Como realizador, Gordon-Levitt controla con soltura algunos recursos, pero no está nada seguro en las distancias más cortas

Es una pena que en otros momentos la falta de experiencia del realizador se deje notar tan acusadamente. No tengo muy clara cuál era la intención de Gordon-Levitt al realizar esta cinta, y lo que es peor, me parece a mí que él mismo dudó varias veces a lo largo del rodaje. Eso explicaría por qué el tono de la misma es tan confuso, y en ocasiones incluso produce la horrible sensación de ser una comedia fracasada. Tiene ciertos momentos cómicos, de los que dibujan una sonrisilla cómplice (quizás por que ilustran situaciones reconocibles), pero otros se antojan como sketches alargados que tenían mucha gracia potencial en el papel, pero resultan un poco grimosos al verlos pasar delante de tus ojos. En esta categoría caen las excéntricas escenas familiares de Jon, o las absurdas reflexiones intercambiadas con sus colegas, todos ellos poseedores de la profundidad emocional e intelectual de un ladrillo.
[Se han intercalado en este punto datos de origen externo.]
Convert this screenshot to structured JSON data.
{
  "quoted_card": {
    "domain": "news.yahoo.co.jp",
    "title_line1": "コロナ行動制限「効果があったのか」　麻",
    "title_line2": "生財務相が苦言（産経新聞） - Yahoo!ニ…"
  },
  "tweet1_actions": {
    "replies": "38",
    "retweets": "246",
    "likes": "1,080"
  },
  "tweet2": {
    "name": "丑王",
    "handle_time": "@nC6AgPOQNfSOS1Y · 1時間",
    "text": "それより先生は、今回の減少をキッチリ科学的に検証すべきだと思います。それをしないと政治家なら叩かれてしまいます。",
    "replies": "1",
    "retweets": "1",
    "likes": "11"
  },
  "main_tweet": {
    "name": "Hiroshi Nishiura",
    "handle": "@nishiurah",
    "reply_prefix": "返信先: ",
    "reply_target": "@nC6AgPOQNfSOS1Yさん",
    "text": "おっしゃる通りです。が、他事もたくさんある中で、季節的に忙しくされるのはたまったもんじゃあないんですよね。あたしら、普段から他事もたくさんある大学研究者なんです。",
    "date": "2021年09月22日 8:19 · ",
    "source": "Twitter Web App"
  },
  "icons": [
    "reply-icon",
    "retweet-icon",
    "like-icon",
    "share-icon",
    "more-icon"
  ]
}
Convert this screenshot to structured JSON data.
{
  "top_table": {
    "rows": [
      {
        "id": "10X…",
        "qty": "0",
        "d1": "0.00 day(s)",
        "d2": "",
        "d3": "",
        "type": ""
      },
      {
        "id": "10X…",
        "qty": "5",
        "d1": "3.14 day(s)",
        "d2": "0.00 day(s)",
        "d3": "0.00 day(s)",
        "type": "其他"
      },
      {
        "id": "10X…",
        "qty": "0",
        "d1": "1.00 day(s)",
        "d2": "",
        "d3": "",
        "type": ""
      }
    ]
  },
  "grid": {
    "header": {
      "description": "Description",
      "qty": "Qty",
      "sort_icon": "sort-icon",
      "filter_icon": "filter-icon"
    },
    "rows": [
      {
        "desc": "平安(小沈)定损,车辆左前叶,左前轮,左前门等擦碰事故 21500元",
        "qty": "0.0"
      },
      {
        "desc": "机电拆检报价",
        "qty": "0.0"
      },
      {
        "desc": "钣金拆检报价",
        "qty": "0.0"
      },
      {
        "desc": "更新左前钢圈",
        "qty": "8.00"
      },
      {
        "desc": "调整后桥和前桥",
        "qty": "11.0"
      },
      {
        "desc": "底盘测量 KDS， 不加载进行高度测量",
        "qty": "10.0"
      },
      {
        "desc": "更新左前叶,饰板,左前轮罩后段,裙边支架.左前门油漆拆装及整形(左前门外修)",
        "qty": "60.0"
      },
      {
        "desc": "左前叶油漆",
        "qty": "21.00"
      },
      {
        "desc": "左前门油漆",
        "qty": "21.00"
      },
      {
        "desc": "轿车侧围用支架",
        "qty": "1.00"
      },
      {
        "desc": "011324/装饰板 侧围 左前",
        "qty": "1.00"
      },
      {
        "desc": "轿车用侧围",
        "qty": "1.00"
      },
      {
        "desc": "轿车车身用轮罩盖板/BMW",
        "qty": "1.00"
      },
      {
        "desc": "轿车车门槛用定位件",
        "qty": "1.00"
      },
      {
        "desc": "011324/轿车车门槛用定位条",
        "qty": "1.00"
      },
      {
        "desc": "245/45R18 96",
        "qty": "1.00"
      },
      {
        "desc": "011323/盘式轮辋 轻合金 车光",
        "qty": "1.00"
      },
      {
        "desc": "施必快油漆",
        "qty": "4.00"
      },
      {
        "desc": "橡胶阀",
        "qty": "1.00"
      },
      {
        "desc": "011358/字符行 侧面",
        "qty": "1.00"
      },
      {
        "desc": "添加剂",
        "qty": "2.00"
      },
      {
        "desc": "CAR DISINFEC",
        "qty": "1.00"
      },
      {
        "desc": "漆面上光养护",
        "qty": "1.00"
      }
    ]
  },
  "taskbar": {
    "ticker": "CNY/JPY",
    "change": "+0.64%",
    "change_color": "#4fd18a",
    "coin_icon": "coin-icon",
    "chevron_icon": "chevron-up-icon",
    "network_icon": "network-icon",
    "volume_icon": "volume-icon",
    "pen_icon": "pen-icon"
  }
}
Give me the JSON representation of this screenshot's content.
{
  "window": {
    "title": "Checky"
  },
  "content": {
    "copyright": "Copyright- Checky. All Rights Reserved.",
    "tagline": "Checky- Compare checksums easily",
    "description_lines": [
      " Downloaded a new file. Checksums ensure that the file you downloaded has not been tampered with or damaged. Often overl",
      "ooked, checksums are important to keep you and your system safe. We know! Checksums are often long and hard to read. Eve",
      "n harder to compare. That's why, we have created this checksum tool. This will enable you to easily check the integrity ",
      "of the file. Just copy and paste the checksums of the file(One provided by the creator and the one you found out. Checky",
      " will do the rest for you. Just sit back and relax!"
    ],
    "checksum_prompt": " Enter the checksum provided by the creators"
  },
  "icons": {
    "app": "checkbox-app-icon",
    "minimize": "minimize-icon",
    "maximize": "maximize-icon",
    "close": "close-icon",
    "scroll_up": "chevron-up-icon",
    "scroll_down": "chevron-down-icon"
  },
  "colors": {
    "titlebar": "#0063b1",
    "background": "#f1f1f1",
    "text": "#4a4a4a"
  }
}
Por otro lado, a pesar de los esfuerzos de los intérpretes (y cómo no mencionar aquí a Julianne Moore, siempre al rescate de cualquier película en problemas), los momentos más dramáticos del filme funcionan sólo a medias, dado que la imaginación de Gordon-Levitt es limitada en las distancias cortas. Sin montaje y el uso ilustrativo (quizás incluso excesivo) de su voz en off, se las ve canutas para sacar adelante las escenas más íntimas, pasando del control puntilloso demostrado en secuencias anteriores a una cámara en mano que parece no saber muy bien dónde centrarse.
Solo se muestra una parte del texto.